Note from T-Project founder Tyra Lyn Sablan: On Nov. 20, 2021, we will be celebrating Transgender Day of Remembrance. I cannot thank each and everyone one of you enough for your contributions to our community. It is because of people like you who take action in ensuring that every community member has an equal opportunity to thrive that powers our movement for social justice. In celebration of Transgender Day of Remembrance, I would like to share with you a passionate and beautiful essay from one of our T-Project Angels.
LGBTQ* stands for Lesbian, Gay, Bisexual, Transgender, Queer, and the * symbolizes everyone in our community not represented in the five letters.
Yet for the longest time, LGBTQ* was only LGB. T was only added in the ’90s, very recent considering how long the battle has been for LGBTQ* rights.

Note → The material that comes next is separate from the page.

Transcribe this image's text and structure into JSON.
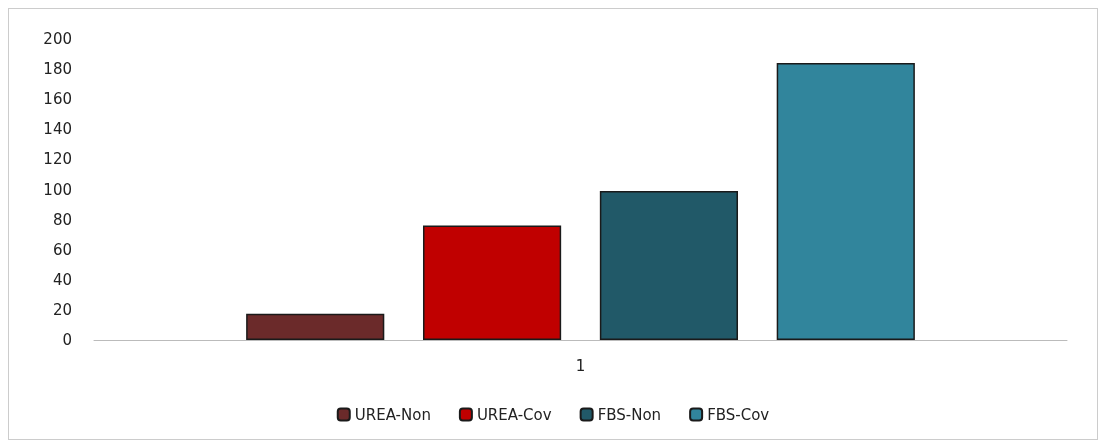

The word “transgender” didn’t exist until 1971, but transgender (or trans) people certainly existed before 1971. The lack of descriptive words for being trans until recently makes it difficult to know and understand trans history and the experiences of trans people today.
Something said often is that trans women of color were pivotal in the Stonewall Riots, a famous moment in the modern fight for LGBTQ* rights. But 1969 predates the use of the word transgender. This affects our understanding of history and its participants.
It is widely accepted that Marsha P. Johnson and Sylvia Rivera were transgender, but didn’t have the words to properly explain their experience. Despite being willing to fight for their LGBTQ* peers, one year after the Stonewall Riots, it was cisgender, white, gay men who excluded trans people from the first annual march after Stonewall, and stripped protections for trans people from early LGBTQ* civil rights bills.
The murders of trans people like Marsha P. Johnson and countless others still go uninvestigated and unreported. And we don’t talk about it. Their voices are priceless, and a tragedy we cannot even begin to comprehend. And the loss hasn’t stopped yet. We still attrition LGBTQ* people at an alarming rate. And for trans people it gets worse every year. A total of 44 trans people in the U.S. were murdered in 2020, the worst year on record at the time. This year, 45 trans people have been killed, and this is as of Nov. 9. And the year isn’t even over yet. These are minimum numbers, as trans people’s identities are not always known or reported when crimes occur. Additionally, trans identities can be intentionally concealed or ignored to avoid paperwork and process behind investigating hate crimes and drawing media attention to a region, as well as plain transphobia that exists in law enforcement.
Quite a long intro to my answer to this question: what is Transgender Day of Remembrance, and why is it important? So in short:
What is it? It is about recognizing the traumatic history and treatment of trans people both within and outside of the LGBTQ* community, and bringing greater awareness to the problems trans people faced, are facing, and will face without action. It is about showing our respect to the trans community who are historically the most inclusive and willing to fight for everyone, despite repeated exclusion by the same people they fought for. And it is about seeing the beauty of resilience and strength of trans people throughout history and today, and the contributions of trans people toward achieving true equality.
Why is it important? Because without awareness and action, we are ignoring, and complicit in, a significant and growing problem. Every day it is becoming more dangerous to be transgender in the United States and around the world, and we need everyone to know this fact, and that we will not allow it to continue. To learn about what it means to be transgender, to learn the history and impact trans people have had, and to show trans people that we will support and defend them, even and especially when others will not.
We’ve come a long way but we’re just getting started. Dedicated to all those who never got to see the freedom we experience and take for granted today. Your contributions will never be forgotten.